The Pierrot Ensembles
Chronicle and Catalogue,
1912-2012

Christopher Dromey
edited by Christopher Wintle
London, Plumbago (forthcoming)


Christopher Dromey’s illuminating study manages a distinctive and well-researched account of how composers have received Schoenberg’s Pierrot lunaire by focussing on a selection of different, and mainly British, historical and institutional contexts. By gearing the text to the illustrations, it should give readers a good understanding of why one relatively small-scale early twentieth-century composition has had such a lasting impact.
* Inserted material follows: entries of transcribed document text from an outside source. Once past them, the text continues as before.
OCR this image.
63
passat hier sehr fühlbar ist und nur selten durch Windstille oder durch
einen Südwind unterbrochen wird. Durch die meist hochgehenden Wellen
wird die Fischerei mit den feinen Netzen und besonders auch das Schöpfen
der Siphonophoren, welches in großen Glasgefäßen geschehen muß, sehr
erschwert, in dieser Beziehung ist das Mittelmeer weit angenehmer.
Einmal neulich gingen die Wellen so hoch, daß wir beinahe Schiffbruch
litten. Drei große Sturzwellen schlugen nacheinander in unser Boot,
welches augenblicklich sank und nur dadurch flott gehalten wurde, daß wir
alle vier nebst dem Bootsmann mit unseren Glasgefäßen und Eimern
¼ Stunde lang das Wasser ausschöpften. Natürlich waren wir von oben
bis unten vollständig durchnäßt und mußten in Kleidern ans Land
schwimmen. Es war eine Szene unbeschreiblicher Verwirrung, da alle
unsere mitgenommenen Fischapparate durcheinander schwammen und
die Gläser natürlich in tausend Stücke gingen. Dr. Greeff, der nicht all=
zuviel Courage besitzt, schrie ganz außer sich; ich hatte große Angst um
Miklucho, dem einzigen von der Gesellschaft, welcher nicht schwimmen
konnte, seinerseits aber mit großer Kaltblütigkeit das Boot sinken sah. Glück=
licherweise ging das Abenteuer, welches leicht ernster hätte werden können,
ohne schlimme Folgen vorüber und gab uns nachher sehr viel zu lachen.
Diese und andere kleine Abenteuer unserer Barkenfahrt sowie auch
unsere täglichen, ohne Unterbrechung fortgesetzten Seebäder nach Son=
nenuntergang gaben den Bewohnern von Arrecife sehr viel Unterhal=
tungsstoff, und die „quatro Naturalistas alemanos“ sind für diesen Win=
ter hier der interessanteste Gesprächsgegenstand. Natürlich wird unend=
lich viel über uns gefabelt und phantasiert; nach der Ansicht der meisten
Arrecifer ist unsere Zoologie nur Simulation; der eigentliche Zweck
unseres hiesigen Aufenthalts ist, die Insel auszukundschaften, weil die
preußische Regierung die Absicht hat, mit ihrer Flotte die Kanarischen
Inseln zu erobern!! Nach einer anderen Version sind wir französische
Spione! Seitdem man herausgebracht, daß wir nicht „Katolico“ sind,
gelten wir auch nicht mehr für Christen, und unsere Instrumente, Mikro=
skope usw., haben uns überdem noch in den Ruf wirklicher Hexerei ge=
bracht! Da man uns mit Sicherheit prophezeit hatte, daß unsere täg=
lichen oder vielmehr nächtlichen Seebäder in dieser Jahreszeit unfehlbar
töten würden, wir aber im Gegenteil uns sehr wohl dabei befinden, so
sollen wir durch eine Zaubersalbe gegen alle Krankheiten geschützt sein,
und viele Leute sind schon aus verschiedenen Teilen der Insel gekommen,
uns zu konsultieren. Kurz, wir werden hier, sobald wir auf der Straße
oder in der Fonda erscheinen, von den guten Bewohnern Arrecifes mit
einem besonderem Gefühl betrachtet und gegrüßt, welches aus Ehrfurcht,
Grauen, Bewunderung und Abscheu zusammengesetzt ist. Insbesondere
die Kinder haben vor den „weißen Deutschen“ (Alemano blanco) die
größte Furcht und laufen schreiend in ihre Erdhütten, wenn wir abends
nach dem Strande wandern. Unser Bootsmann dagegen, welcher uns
Arnold Whittall (King’s College London)


2012 is the centenary of the first performance of Arnold Schoenberg’s Pierrot lunaire, Op. 21, and over the last hundred years its mixed chamber ensemble has become, in all its protean forms, a principal line-up for modern music. This book, the first of its kind, chronicles the ensemble’s evolution from Pierrot’s earliest performances, monitoring its influence on the Continent as well as upon Walton, Britten, Lutyens and Searle in Britain. In particular, it watches the growth of The Pierrot Players (later The Fires of London), one of the most galvanizing groups in post-war British music, and looks carefully at the social dynamics among its players and composers, notably Peter Maxwell Davies and Harrison Birtwistle. The influence of Pierrot, however, has not been confined to Europe and Britain. In the final section the author catalogues over 400 principal works for ‘Pierrot Ensembles’ – with or without singer – drawn from both sides of the Atlantic. An appendix includes the first reprinting of Stephen Pruslin’s text for Birtwistle’s controversial Monodrama (1967). The book is richly illustrated with photographs, drawings, music examples and diagrams.


Christopher Dromey took his PhD at King’s College London and is now Senior Lecturer in Music at Middlesex University. In addition to theory and analysis, he teaches musicology and copyright law, and has published on Benjamin Britten (British Music and Modernism, 1895-1960, Ashgate, 2010), Alexander Zemlinsky (Zemlinsky Studies, Middlesex UP, 2008) and Peter Maxwell Davies (New Makers of Modern Culture, Routledge, 2007).

Christopher Wintle (Editor) is a Senior Research Fellow in Music at King’s College London and Director of The Hans Keller Archive. His many publications include a monograph on Benjamin Britten, All the Gods (Plumbago, 2006), Metapoetics (Plumbago, 2010), and a study of the rehearsal scores for Britten’s Death in Venice (in Rethinking Britten, OUP, 2013).